Zoos are a major and growing source of financial support for in situ conservation of rhinos. Captive rhinos serve as ambassadors to facilitate this role of zoos.
However, protecting rhinos in the wild can be very challenging and uncertain. Hence, viable populations in captivity are also important as ultimate reservoirs of genetic and demographic material for reinforcement or re-establishment of wild populations as need and opportunity occur. Black rhinos from zoos have already been successfully introduced to the wild at Marakele National Park in South Africa and more such introductions are in the pipeline.
Achieving viable captive populations of rhinos for their various conservation roles requires sophisticated scientific management as well as strategic coordination of the space and resource. Such management and coordination are provided by the Regional Captive Propagation Programs (RCPs) like the European Endangered Species Programme and Species Survival Plan, which use a logo with a rhino to designate all endangered species breeding programmes.
For long-term viability, captive (just like wild) populations must attain certain minimum viable population (MVP) sizes to avoid demographic and genetic problems.

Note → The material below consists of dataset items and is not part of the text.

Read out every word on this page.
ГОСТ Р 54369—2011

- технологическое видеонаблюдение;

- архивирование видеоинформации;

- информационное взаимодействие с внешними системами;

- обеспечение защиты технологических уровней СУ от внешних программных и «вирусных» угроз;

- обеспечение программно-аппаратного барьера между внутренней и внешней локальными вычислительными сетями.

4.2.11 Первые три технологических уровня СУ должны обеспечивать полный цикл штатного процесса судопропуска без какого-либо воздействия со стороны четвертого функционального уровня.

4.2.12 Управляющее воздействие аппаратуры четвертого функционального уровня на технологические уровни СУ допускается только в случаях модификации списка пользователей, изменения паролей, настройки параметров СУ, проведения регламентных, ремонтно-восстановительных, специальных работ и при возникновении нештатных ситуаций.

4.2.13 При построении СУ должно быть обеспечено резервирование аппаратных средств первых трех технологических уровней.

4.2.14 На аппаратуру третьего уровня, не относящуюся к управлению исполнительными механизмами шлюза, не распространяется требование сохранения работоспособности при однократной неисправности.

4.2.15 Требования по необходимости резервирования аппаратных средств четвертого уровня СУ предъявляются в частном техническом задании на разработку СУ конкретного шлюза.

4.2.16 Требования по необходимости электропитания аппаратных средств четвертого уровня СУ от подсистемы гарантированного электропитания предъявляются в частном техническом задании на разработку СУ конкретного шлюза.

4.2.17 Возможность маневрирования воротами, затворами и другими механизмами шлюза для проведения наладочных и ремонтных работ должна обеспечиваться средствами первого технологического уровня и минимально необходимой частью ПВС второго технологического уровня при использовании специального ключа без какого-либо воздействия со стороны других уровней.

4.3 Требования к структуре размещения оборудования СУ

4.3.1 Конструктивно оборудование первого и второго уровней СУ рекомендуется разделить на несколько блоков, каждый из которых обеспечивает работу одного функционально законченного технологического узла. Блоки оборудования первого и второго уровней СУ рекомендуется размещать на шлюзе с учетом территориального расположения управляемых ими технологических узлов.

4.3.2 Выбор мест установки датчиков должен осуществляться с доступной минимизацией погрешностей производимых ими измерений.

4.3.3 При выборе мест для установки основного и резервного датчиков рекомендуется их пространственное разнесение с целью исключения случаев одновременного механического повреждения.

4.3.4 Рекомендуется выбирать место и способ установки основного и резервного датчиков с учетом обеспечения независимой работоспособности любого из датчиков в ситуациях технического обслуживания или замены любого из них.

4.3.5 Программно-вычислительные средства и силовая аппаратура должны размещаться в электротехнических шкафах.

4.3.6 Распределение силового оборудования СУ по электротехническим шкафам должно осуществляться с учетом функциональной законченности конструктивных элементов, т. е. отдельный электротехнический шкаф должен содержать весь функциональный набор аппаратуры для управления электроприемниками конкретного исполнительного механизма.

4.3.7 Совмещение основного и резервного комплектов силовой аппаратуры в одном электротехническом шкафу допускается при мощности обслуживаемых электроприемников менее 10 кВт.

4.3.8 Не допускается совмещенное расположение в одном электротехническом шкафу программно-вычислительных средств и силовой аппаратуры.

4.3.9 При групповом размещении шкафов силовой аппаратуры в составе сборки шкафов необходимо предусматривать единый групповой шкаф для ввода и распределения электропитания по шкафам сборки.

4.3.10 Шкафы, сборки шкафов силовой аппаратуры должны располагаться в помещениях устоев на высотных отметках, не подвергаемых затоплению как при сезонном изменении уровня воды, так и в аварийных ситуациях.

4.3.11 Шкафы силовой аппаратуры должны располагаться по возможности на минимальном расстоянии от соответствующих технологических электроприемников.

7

Hence, it is crucial for RCPs to coordinate and interact through exchange of animals (or germplasm) and expertise, so the rhinos in zoos worldwide can be managed as a metapopulation.
Toward this goal, a Global Captive Action Plan (GCAP) Workshop was conducted at Whipsnade Wild Animal Park on 30-31 May 2006. The purpose of the GCAP Workshop was to assemble the Species Coordinators, Studbook Keepers (International & Regional) and Taxon Advisory Group Chairs for rhinos from the various regions of the zoo world, along with selected technical support staff to assist with population analysis and recommendations. The last Rhino GCAP Workshop occurred at London Zoo in 1992.